Emmanuel Matambo, director de investigação do Centro de Estudos África-China da Universidade de Joanesburgo, disse que os últimos derrames vão reavivar o debate de longa data sobre os danos ambientais que, historicamente, têm vindo a ser causados pela exploração mineira chinesa em África.
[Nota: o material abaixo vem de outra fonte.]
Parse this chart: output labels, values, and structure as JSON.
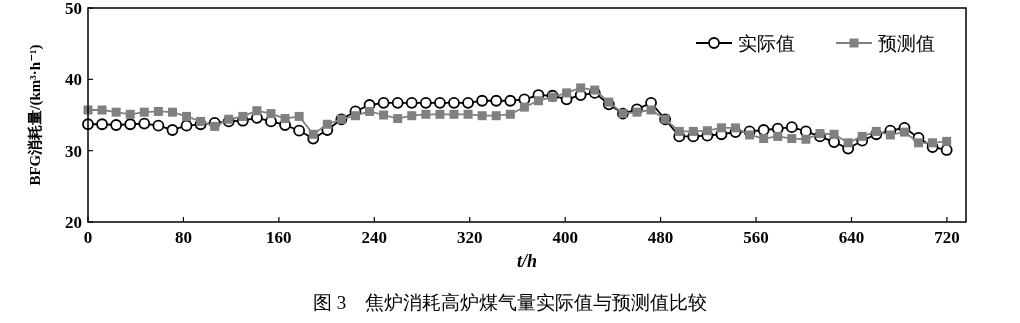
{
  "chart_data": {
    "type": "line",
    "title": "图 3　焦炉消耗高炉煤气量实际值与预测值比较",
    "xlabel": "t/h",
    "ylabel": "BFG消耗量/(km³·h⁻¹)",
    "x": [
      0,
      11.8,
      23.6,
      35.4,
      47.2,
      59,
      70.8,
      82.6,
      94.4,
      106.2,
      118,
      129.8,
      141.6,
      153.4,
      165.2,
      177,
      188.8,
      200.6,
      212.4,
      224.2,
      236,
      247.8,
      259.6,
      271.4,
      283.2,
      295,
      306.8,
      318.6,
      330.4,
      342.2,
      354,
      365.8,
      377.6,
      389.4,
      401.2,
      413,
      424.8,
      436.6,
      448.4,
      460.2,
      472,
      483.8,
      495.6,
      507.4,
      519.2,
      531,
      542.8,
      554.6,
      566.4,
      578.2,
      590,
      601.8,
      613.6,
      625.4,
      637.2,
      649,
      660.8,
      672.6,
      684.4,
      696.2,
      708,
      719.8
    ],
    "series": [
      {
        "name": "实际值",
        "color": "#000000",
        "marker": "circle",
        "values": [
          33.7,
          33.7,
          33.6,
          33.7,
          33.8,
          33.5,
          32.9,
          33.5,
          33.7,
          33.9,
          34.1,
          34.2,
          34.6,
          34.1,
          33.6,
          32.8,
          31.7,
          32.9,
          34.4,
          35.5,
          36.4,
          36.7,
          36.7,
          36.7,
          36.7,
          36.7,
          36.7,
          36.7,
          37.0,
          37.0,
          37.0,
          37.2,
          37.8,
          37.7,
          37.2,
          37.8,
          38.1,
          36.5,
          35.2,
          35.8,
          36.7,
          34.4,
          32.0,
          32.0,
          32.1,
          32.3,
          32.6,
          32.7,
          32.9,
          33.1,
          33.3,
          32.7,
          32.0,
          31.2,
          30.3,
          31.4,
          32.3,
          32.8,
          33.2,
          31.8,
          30.5,
          30.1
        ]
      },
      {
        "name": "预测值",
        "color": "#808080",
        "marker": "square",
        "values": [
          35.7,
          35.7,
          35.4,
          35.1,
          35.4,
          35.5,
          35.4,
          34.8,
          34.1,
          33.4,
          34.4,
          34.8,
          35.6,
          35.2,
          34.5,
          34.8,
          32.3,
          33.7,
          34.4,
          34.9,
          35.5,
          35.0,
          34.5,
          34.9,
          35.1,
          35.1,
          35.1,
          35.1,
          34.9,
          34.9,
          35.1,
          36.1,
          37.0,
          37.5,
          38.1,
          38.8,
          38.5,
          36.8,
          35.2,
          35.4,
          35.7,
          34.4,
          32.7,
          32.7,
          32.8,
          33.2,
          33.2,
          32.2,
          31.7,
          32.0,
          31.7,
          31.6,
          32.4,
          32.3,
          31.1,
          32.0,
          32.7,
          32.2,
          32.6,
          31.1,
          31.1,
          31.3
        ]
      }
    ],
    "xlim": [
      0,
      736
    ],
    "ylim": [
      20,
      50
    ],
    "xticks": [
      0,
      80,
      160,
      240,
      320,
      400,
      480,
      560,
      640,
      720
    ],
    "yticks": [
      20,
      30,
      40,
      50
    ],
    "grid": false,
    "legend": "top right",
    "line_style": "solid"
  }
}
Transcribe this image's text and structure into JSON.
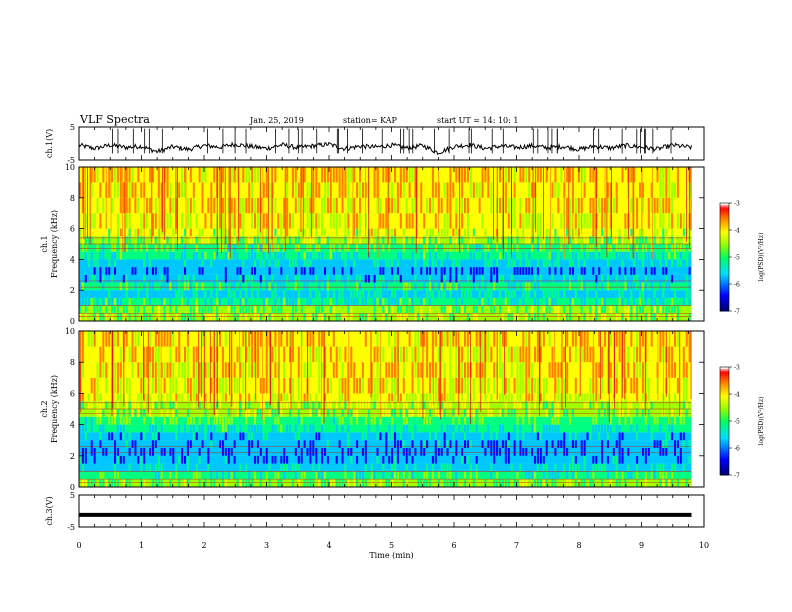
{
  "header": {
    "title": "VLF Spectra",
    "date": "Jan. 25, 2019",
    "station": "station= KAP",
    "start": "start  UT =   14: 10: 1"
  },
  "colors": {
    "palette": [
      "#000080",
      "#0000ff",
      "#00c8ff",
      "#00ff80",
      "#a0ff00",
      "#ffff00",
      "#ff8000",
      "#ff0000",
      "#ffffff"
    ]
  },
  "chart_data": [
    {
      "type": "line",
      "name": "ch1-voltage",
      "ylabel": "ch.1(V)",
      "ylim": [
        -5,
        5
      ],
      "yticks": [
        "5",
        "-5"
      ],
      "xlim": [
        0,
        10
      ],
      "x": [
        0,
        0.25,
        0.5,
        0.75,
        1,
        1.25,
        1.5,
        1.75,
        2,
        2.25,
        2.5,
        2.75,
        3,
        3.25,
        3.5,
        3.75,
        4,
        4.25,
        4.5,
        4.75,
        5,
        5.25,
        5.5,
        5.75,
        6,
        6.25,
        6.5,
        6.75,
        7,
        7.25,
        7.5,
        7.75,
        8,
        8.25,
        8.5,
        8.75,
        9,
        9.25,
        9.5,
        9.8
      ],
      "values": [
        -0.5,
        -1.5,
        -0.5,
        -1.2,
        -0.8,
        -2.5,
        -1,
        -1.8,
        -0.6,
        -1.1,
        -0.2,
        -0.9,
        -1.5,
        -0.4,
        -1.3,
        -0.7,
        -0.2,
        -1.6,
        -0.8,
        -1.1,
        -0.5,
        -1.4,
        -0.6,
        -2.8,
        -0.9,
        -0.4,
        -1.5,
        -0.8,
        -1.2,
        -0.7,
        -1.3,
        -0.9,
        -1.8,
        -0.8,
        -1.4,
        -0.6,
        -1.1,
        -1.7,
        -0.5,
        -1.2
      ]
    },
    {
      "type": "heatmap",
      "name": "ch1-spectrogram",
      "ylabel": "ch.1\nFrequency (kHz)",
      "ylim": [
        0,
        10
      ],
      "yticks": [
        "0",
        "2",
        "4",
        "6",
        "8",
        "10"
      ],
      "xlim": [
        0,
        10
      ],
      "data_xmax": 9.8,
      "freq_bands_kHz": [
        0,
        0.5,
        1,
        1.5,
        2,
        2.5,
        3,
        3.5,
        4,
        4.5,
        5,
        5.5,
        6,
        7,
        8,
        9,
        10
      ],
      "band_level_log": [
        -4.8,
        -5.0,
        -5.5,
        -5.8,
        -5.5,
        -6.0,
        -6.3,
        -5.9,
        -5.6,
        -5.2,
        -4.9,
        -4.6,
        -4.4,
        -4.3,
        -4.3,
        -4.2
      ],
      "colorbar": {
        "label": "log(PSD)(V²/Hz)",
        "range": [
          -7,
          -3
        ],
        "ticks": [
          "-3",
          "-4",
          "-5",
          "-6",
          "-7"
        ]
      }
    },
    {
      "type": "heatmap",
      "name": "ch2-spectrogram",
      "ylabel": "ch.2\nFrequency (kHz)",
      "ylim": [
        0,
        10
      ],
      "yticks": [
        "0",
        "2",
        "4",
        "6",
        "8",
        "10"
      ],
      "xlim": [
        0,
        10
      ],
      "data_xmax": 9.8,
      "freq_bands_kHz": [
        0,
        0.5,
        1,
        1.5,
        2,
        2.5,
        3,
        3.5,
        4,
        4.5,
        5,
        5.5,
        6,
        7,
        8,
        9,
        10
      ],
      "band_level_log": [
        -5.0,
        -5.4,
        -5.9,
        -6.2,
        -6.4,
        -6.2,
        -6.0,
        -5.6,
        -5.2,
        -4.9,
        -4.7,
        -4.5,
        -4.4,
        -4.3,
        -4.3,
        -4.2
      ],
      "colorbar": {
        "label": "log(PSD)(V²/Hz)",
        "range": [
          -7,
          -3
        ],
        "ticks": [
          "-3",
          "-4",
          "-5",
          "-6",
          "-7"
        ]
      }
    },
    {
      "type": "line",
      "name": "ch3-voltage",
      "ylabel": "ch.3(V)",
      "ylim": [
        -5,
        5
      ],
      "yticks": [
        "5",
        "-5"
      ],
      "xlim": [
        0,
        10
      ],
      "x": [
        0,
        9.8
      ],
      "values": [
        -1.2,
        -1.2
      ]
    }
  ],
  "xaxis": {
    "label": "Time (min)",
    "ticks": [
      "0",
      "1",
      "2",
      "3",
      "4",
      "5",
      "6",
      "7",
      "8",
      "9",
      "10"
    ]
  }
}
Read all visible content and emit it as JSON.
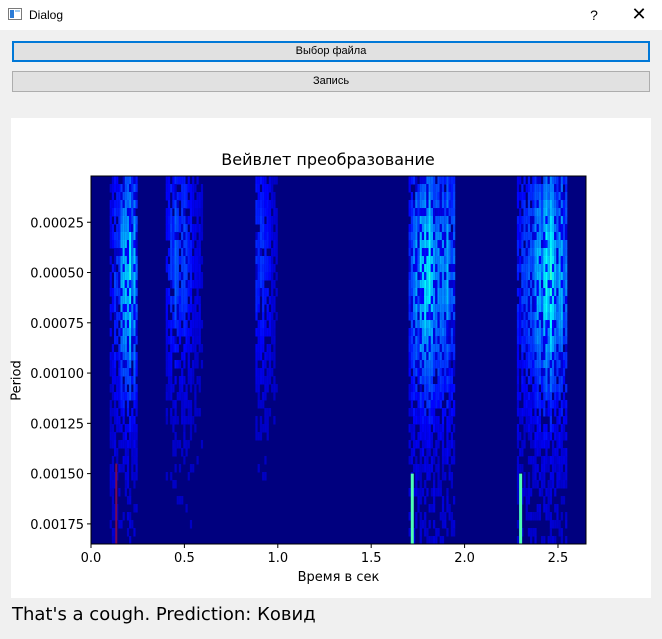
{
  "window": {
    "title": "Dialog",
    "help_label": "?",
    "close_label": "✕",
    "icon": "dialog-window-icon"
  },
  "buttons": {
    "select_file": "Выбор файла",
    "record": "Запись"
  },
  "chart_data": {
    "type": "heatmap",
    "title": "Вейвлет преобразование",
    "xlabel": "Время в сек",
    "ylabel": "Period",
    "xlim": [
      0,
      2.65
    ],
    "ylim": [
      0.00185,
      2e-05
    ],
    "xticks": [
      0.0,
      0.5,
      1.0,
      1.5,
      2.0,
      2.5
    ],
    "xtick_labels": [
      "0.0",
      "0.5",
      "1.0",
      "1.5",
      "2.0",
      "2.5"
    ],
    "yticks": [
      0.00025,
      0.0005,
      0.00075,
      0.001,
      0.00125,
      0.0015,
      0.00175
    ],
    "ytick_labels": [
      "0.00025",
      "0.00050",
      "0.00075",
      "0.00100",
      "0.00125",
      "0.00150",
      "0.00175"
    ],
    "colormap": "jet",
    "background_color": "#00007f",
    "bursts": [
      {
        "t_start": 0.1,
        "t_end": 0.25,
        "peak_t": 0.2,
        "peak_period": 0.0005,
        "intensity": 0.6
      },
      {
        "t_start": 0.4,
        "t_end": 0.6,
        "peak_t": 0.45,
        "peak_period": 0.0004,
        "intensity": 0.35
      },
      {
        "t_start": 0.88,
        "t_end": 1.0,
        "peak_t": 0.9,
        "peak_period": 0.0004,
        "intensity": 0.3
      },
      {
        "t_start": 1.7,
        "t_end": 1.95,
        "peak_t": 1.82,
        "peak_period": 0.0005,
        "intensity": 0.7
      },
      {
        "t_start": 2.28,
        "t_end": 2.55,
        "peak_t": 2.45,
        "peak_period": 0.0005,
        "intensity": 0.65
      }
    ]
  },
  "status": {
    "result_text": "That's a cough. Prediction: Ковид"
  }
}
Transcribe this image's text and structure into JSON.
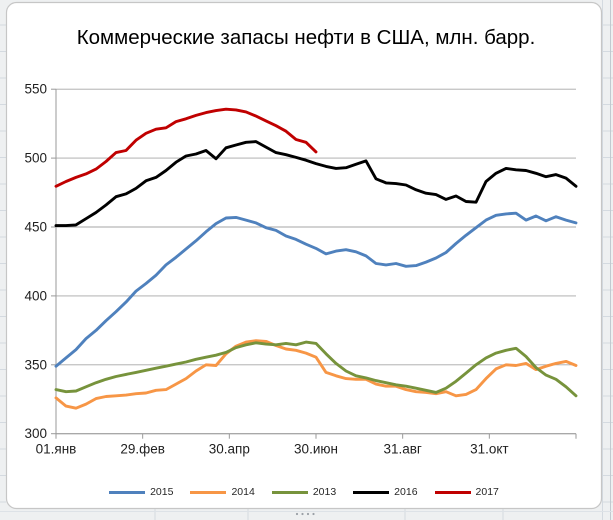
{
  "title": "Коммерческие запасы нефти в США, млн. барр.",
  "chart_data": {
    "type": "line",
    "title": "Коммерческие запасы нефти в США, млн. барр.",
    "xlabel": "",
    "ylabel": "",
    "ylim": [
      300,
      550
    ],
    "y_ticks": [
      300,
      350,
      400,
      450,
      500,
      550
    ],
    "x_tick_labels": [
      "01.янв",
      "29.фев",
      "30.апр",
      "30.июн",
      "31.авг",
      "31.окт"
    ],
    "grid": "horizontal",
    "legend_position": "bottom",
    "points_per_year": 53,
    "axis_color": "#9a9a9a",
    "gridline_color": "#a6a6a6",
    "label_color": "#1f1f1f",
    "series": [
      {
        "name": "2015",
        "color": "#4F81BD",
        "values": [
          349,
          355,
          361,
          369,
          375,
          382,
          388.5,
          395.5,
          403.5,
          409,
          415,
          422.5,
          428,
          434,
          440,
          446.5,
          452.5,
          456.5,
          457,
          455,
          453,
          449.5,
          447.5,
          443.5,
          441,
          437.5,
          434.5,
          430.5,
          432.5,
          433.5,
          432,
          429,
          423.5,
          422.5,
          423.5,
          421.5,
          422,
          424.5,
          427.5,
          431.5,
          438,
          444,
          449.5,
          455,
          458.5,
          459.5,
          460,
          455,
          458,
          454.5,
          457.5,
          455,
          453
        ]
      },
      {
        "name": "2014",
        "color": "#F79646",
        "values": [
          326,
          320,
          318.5,
          321.5,
          325.5,
          327,
          327.5,
          328,
          329,
          329.5,
          331.5,
          332,
          336,
          340,
          345.5,
          350,
          349.5,
          358,
          363.5,
          366.5,
          367.5,
          367,
          364,
          361.5,
          360.5,
          358.5,
          355.5,
          344.5,
          342,
          340,
          339.5,
          339.5,
          336,
          334.5,
          334.5,
          332,
          330.5,
          330,
          329,
          330.5,
          327.5,
          328.5,
          332,
          340,
          347,
          350,
          349.5,
          351,
          346.5,
          349,
          351,
          352.5,
          349.5
        ]
      },
      {
        "name": "2013",
        "color": "#77933C",
        "values": [
          332,
          330.5,
          331,
          334,
          337,
          339.5,
          341.5,
          343,
          344.5,
          346,
          347.5,
          349,
          350.5,
          352,
          354,
          355.5,
          357,
          359,
          362.5,
          364.5,
          366,
          365,
          364.5,
          365.5,
          364.5,
          366.5,
          365.5,
          358,
          351,
          345.5,
          342,
          340.5,
          338.5,
          337,
          335.5,
          334.5,
          333,
          331.5,
          330,
          333,
          338,
          344,
          350,
          355,
          358.5,
          360.5,
          362,
          356,
          348,
          342.5,
          339.5,
          334,
          327.5
        ]
      },
      {
        "name": "2016",
        "color": "#000000",
        "values": [
          451,
          451,
          451.5,
          456,
          460.5,
          466,
          472,
          474,
          478,
          483.5,
          486,
          491,
          497,
          501.5,
          503,
          505.5,
          499.5,
          507.5,
          509.5,
          511.5,
          512,
          508,
          504,
          502.5,
          500.5,
          498.5,
          496,
          494,
          492.5,
          493,
          495.5,
          498,
          485,
          482,
          481.5,
          480.5,
          477,
          474.5,
          473.5,
          470,
          472.5,
          468.5,
          468,
          483,
          489,
          492.5,
          491.5,
          491,
          489,
          486.5,
          488,
          485.5,
          479.5
        ]
      },
      {
        "name": "2017",
        "color": "#C00000",
        "values": [
          479.5,
          483,
          486,
          488.5,
          492,
          497.5,
          504,
          505.5,
          513,
          518,
          521,
          522,
          526.5,
          528.5,
          531,
          533,
          534.5,
          535.5,
          535,
          533.5,
          530.5,
          527,
          523.5,
          519.5,
          513.5,
          511.5,
          504.5
        ]
      }
    ]
  },
  "legend": {
    "items": [
      "2015",
      "2014",
      "2013",
      "2016",
      "2017"
    ]
  }
}
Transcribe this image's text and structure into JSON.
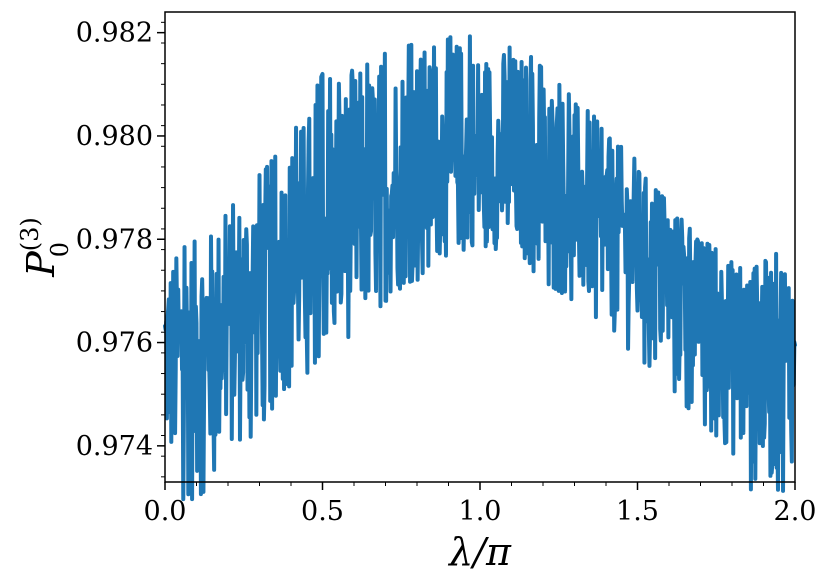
{
  "chart_data": {
    "type": "line",
    "xlabel": "λ/π",
    "ylabel": "P",
    "ylabel_superscript": "(3)",
    "ylabel_subscript": "0",
    "xlim": [
      0.0,
      2.0
    ],
    "ylim": [
      0.9733,
      0.9824
    ],
    "xticks": [
      0.0,
      0.5,
      1.0,
      1.5,
      2.0
    ],
    "xtick_labels": [
      "0.0",
      "0.5",
      "1.0",
      "1.5",
      "2.0"
    ],
    "yticks": [
      0.974,
      0.976,
      0.978,
      0.98,
      0.982
    ],
    "ytick_labels": [
      "0.974",
      "0.976",
      "0.978",
      "0.980",
      "0.982"
    ],
    "grid": false,
    "series": [
      {
        "color": "#1f77b4",
        "x": [
          0.0,
          0.05,
          0.1,
          0.15,
          0.2,
          0.25,
          0.3,
          0.35,
          0.4,
          0.45,
          0.5,
          0.55,
          0.6,
          0.65,
          0.7,
          0.75,
          0.8,
          0.85,
          0.9,
          0.95,
          1.0,
          1.05,
          1.1,
          1.15,
          1.2,
          1.25,
          1.3,
          1.35,
          1.4,
          1.45,
          1.5,
          1.55,
          1.6,
          1.65,
          1.7,
          1.75,
          1.8,
          1.85,
          1.9,
          1.95,
          2.0
        ],
        "mean": [
          0.9759,
          0.976,
          0.9762,
          0.9764,
          0.9766,
          0.9768,
          0.9771,
          0.9773,
          0.9775,
          0.9777,
          0.978,
          0.9782,
          0.9784,
          0.9786,
          0.9788,
          0.979,
          0.9791,
          0.9792,
          0.9793,
          0.9793,
          0.9793,
          0.9793,
          0.9793,
          0.9792,
          0.9791,
          0.979,
          0.9788,
          0.9786,
          0.9784,
          0.9782,
          0.978,
          0.9777,
          0.9775,
          0.9773,
          0.9771,
          0.9768,
          0.9766,
          0.9764,
          0.9762,
          0.976,
          0.9759
        ],
        "min": [
          0.9737,
          0.973,
          0.9728,
          0.9735,
          0.9738,
          0.974,
          0.9744,
          0.9748,
          0.9752,
          0.9754,
          0.9758,
          0.9758,
          0.9762,
          0.9765,
          0.9768,
          0.977,
          0.9772,
          0.9776,
          0.9777,
          0.9778,
          0.9779,
          0.9778,
          0.9776,
          0.9775,
          0.9772,
          0.977,
          0.9768,
          0.9766,
          0.9763,
          0.976,
          0.9757,
          0.9755,
          0.9752,
          0.9748,
          0.9745,
          0.9742,
          0.9738,
          0.9729,
          0.9735,
          0.9729,
          0.9738
        ],
        "max": [
          0.9776,
          0.9778,
          0.978,
          0.9782,
          0.9785,
          0.979,
          0.9794,
          0.9796,
          0.98,
          0.9805,
          0.9812,
          0.981,
          0.9813,
          0.9814,
          0.9816,
          0.9817,
          0.9818,
          0.9817,
          0.9819,
          0.982,
          0.9818,
          0.9818,
          0.9817,
          0.9816,
          0.9813,
          0.981,
          0.9807,
          0.9805,
          0.98,
          0.9798,
          0.9795,
          0.979,
          0.9787,
          0.9783,
          0.978,
          0.9778,
          0.9776,
          0.9773,
          0.9776,
          0.9778,
          0.9778
        ]
      }
    ]
  }
}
“Embora esta preocupação tenha desaparecido por volta de 2010, o derrame de Kafue vai reavivá-la e vai lançar uma luz muito pouco lisonjeira sobre o investimento chinês na Zâmbia,” disse ao jornal South China Morning Post. “Vai fazer retroceder as relações entre a Zâmbia e a China de uma forma muito prejudicial.”
Iva Pesa, professora assistente de história contemporânea na Universidade de Groningen, nos Países Baixos, classificou o derrame da Sino-Metals como um dos “maiores desastres mineiros da história da Zâmbia.” Preocupa-a o facto de ser indicativo de um sistema de redução de custos entre as empresas mineiras.
Acredito que é um sinal de “corte de custos” sistémico em termos de investimento mineiro chinês na Zâmbia,” disse ao the Post. “Acredito que as empresas chinesas querem cortar custos ao máximo — uma espécie de ‘corrida para o fundo’ — e as precauções ambientais nem sempre são respeitadas.”